10. Error Handling Philosophy: Fail Open (Capacity Check)

Decision: If capacity check fails, allow connection anyway

Why:

  • Availability: Technical issues shouldn't block users unnecessarily
  • Graceful degradation: Better UX than hard failures

Trade-offs:

  • Pros: More resilient, better user experience during API issues
  • Cons: Could exceed intended limits if LiveKit API is down
  • Alternative: Fail closed (safer but frustrating for users)
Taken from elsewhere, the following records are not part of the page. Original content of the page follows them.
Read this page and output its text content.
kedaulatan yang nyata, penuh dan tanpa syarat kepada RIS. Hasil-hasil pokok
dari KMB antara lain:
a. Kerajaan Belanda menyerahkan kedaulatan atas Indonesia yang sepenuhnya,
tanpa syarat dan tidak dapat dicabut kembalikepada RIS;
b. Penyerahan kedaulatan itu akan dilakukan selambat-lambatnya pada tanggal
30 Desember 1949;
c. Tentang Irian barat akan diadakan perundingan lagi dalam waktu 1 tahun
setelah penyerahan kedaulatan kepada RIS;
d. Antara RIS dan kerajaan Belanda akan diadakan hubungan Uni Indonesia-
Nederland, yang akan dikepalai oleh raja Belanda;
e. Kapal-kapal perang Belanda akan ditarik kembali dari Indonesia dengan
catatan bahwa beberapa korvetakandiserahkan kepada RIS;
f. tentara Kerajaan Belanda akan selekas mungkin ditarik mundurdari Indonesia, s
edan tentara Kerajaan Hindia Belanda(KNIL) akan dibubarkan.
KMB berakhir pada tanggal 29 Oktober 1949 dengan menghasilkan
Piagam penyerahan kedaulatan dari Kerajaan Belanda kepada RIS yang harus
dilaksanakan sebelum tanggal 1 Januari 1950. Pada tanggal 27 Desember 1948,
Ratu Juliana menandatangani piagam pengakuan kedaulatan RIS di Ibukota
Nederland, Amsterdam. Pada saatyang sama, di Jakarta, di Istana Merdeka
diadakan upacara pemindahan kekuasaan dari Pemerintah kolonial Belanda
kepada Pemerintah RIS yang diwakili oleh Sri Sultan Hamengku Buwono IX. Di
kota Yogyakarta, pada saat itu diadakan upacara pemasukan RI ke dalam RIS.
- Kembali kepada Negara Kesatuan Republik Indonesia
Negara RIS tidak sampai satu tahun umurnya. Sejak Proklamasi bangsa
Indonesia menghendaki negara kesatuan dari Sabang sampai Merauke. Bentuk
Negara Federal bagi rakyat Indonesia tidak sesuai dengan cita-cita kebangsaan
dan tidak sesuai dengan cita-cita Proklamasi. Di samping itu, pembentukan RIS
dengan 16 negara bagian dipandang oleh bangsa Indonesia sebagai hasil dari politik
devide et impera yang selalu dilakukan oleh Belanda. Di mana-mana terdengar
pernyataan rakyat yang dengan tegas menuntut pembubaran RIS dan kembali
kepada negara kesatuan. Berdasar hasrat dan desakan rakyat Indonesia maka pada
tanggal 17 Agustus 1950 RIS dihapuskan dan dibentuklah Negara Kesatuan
Performance Characteristics

Latency Breakdown (Typical)

User speaks → VAD detects end: ~500ms
STT transcription: ~1-2s
LLM generates response: ~1-3s (with RAG ~2-4s)
TTS synthesis: ~500ms
Total turn latency: ~3-7s

Bottlenecks

  1. RAG retrieval: Adds 1-2s when agent calls search_project_docs
  2. Cold start: First LLM response is slower (~5s) due to model loading
  3. Network: WebRTC latency depends on user location vs LiveKit edge

Optimizations Applied

  • Deduplication reduces LLM context size by ~30%
  • Concurrent audio processing (VAD runs while STT transcribes)
  • Cached embeddings model in RAG retrieval

Security Considerations

Current Implementation (Development)

  • Token server allows all origins (CORS *)
  • No authentication on token endpoint
  • LiveKit tokens expire after default period
  • No rate limiting on token issuance

Production Hardening Required

  1. Authentication: Add OAuth/JWT to token server
  2. Rate limiting: Prevent token farming
  3. CORS: Restrict to known frontend domains
  4. Token TTL: Short-lived tokens (1 hour)
  5. Input validation: Sanitize room names, usernames
  6. Secrets management: Use vault/KMS for API keys

Testing Strategy

Manual Testing

  • Voice quality verification
  • Transcription accuracy
  • UI responsiveness
  • Cross-browser compatibility (Chrome, Safari, Firefox)

Lessons Learned

  1. LiveKit transcriptions are complex: Needed interim/final handling + deduplication + timeouts
  2. RAG needs tuning: Generic chunk sizes don't work well for technical docs
  3. Concurrency is critical: Without limits, costs can spiral quickly
  4. Error handling matters: Silent failures in voice apps are terrible UX
  5. Logging strategy: Too much logging slows down, too little makes debugging impossible

Deployment Recommendations

Development

  • Run token server + agent + frontend locally
  • Use .env.local for secrets
  • Single developer workflow

Staging

  • Deploy token server to Railway/Fly.io
  • Agent runs on dedicated VM (better for long-running processes)
  • Frontend on Vercel/Netlify
  • Use managed ChromaDB or Pinecone

Production

  • Kubernetes for agent horizontal scaling
  • Redis for session state management
  • PostgreSQL for interview storage
  • CloudFlare for frontend CDN
  • Grafana for monitoring

Conclusion

This design prioritizes developer experience and cost efficiency for a prototype/MVP. The architecture is suitable for:

  • Up to 100 interviews/day
  • Single-tenant deployment
  • Development/testing environments

For production at scale, consider:

  • Managed vector database (Pinecone)
  • Separate STT/TTS services (lower cost providers)
  • Load balancing and auto-scaling
  • Monitoring and alerting
  • Database for persistence

The core RAG + voice agent pattern is solid and can scale with infrastructure improvements.